Strigolactone (SL) phytohormones play critical roles in controlling plant architecture and managing plant interactions with soil microflora1. While approximately 25 natural SLs have been isolated from plants2, over one hundred are predicted to exist3. All share a common structural core; a tricyclic lactone (rings ABC) connected via an enol ether bridge to an α,β-unsaturated furanone moiety (ring D).
Structures vary due to the presence of side groups on the A- and B-rings, while the C- and D-rings, important for bioactivity, are highly conserved. Fragmentation of the D-ring, to generate an m/z 97 product ion, provides a useful mechanism to detect SLs by mass spectrometry.
Typically, SLs are analysed using triple quadrupole MS and multiple reaction monitoring (MRM) methods monitoring transitions for Q1 [M+H]+ to Q3 [M+H –D-ring]+. This works well for the detection of known SLs but is an ineffective tool for the identification of unknown SLs for which the Q1 ions are unknown. Screening strategies utilising precursor ion and neutral loss survey scan experiments targeting the loss of m/z 97 in Q3 are also ineffective due to the lower sensitivity of these scan modes in triple quadrupole MS and the low concentration of endogenous SLs.

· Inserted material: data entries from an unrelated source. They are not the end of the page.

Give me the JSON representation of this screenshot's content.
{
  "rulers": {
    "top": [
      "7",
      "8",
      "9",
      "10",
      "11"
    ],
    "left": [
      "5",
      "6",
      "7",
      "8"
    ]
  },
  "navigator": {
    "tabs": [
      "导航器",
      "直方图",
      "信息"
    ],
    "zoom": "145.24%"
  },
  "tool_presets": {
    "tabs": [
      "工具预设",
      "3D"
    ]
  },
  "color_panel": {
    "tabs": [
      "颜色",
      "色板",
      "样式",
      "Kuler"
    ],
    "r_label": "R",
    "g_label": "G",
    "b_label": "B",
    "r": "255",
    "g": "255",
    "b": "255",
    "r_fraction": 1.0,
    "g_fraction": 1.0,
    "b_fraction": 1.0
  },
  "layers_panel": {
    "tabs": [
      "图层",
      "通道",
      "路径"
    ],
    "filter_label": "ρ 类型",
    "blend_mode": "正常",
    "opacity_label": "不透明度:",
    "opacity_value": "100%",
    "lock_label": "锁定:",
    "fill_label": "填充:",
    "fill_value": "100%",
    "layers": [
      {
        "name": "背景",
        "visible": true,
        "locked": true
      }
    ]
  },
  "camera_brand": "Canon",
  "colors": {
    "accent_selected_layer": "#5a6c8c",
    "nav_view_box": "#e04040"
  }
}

To detect both known and novel SLs in new plant species and tissues, we have developed a generic MRM-dependent enhanced product ion (EPI) method to screen all possible ions in Q1 with m/z 97 in Q3. Detection of such a transition triggers an EPI experiment that gives a fragmentation spectrum generated from the Q1 ion. Comparison of the EPI spectra with published data provides confidence of compound identification when SL standards are not available and provides a mechanism by which novel SLs maybe identified.
We have applied this technique to studies to understand the relationship between SLs and plant nutrient stress and the production of inhibitors of microbial nitrogen cycling in soil.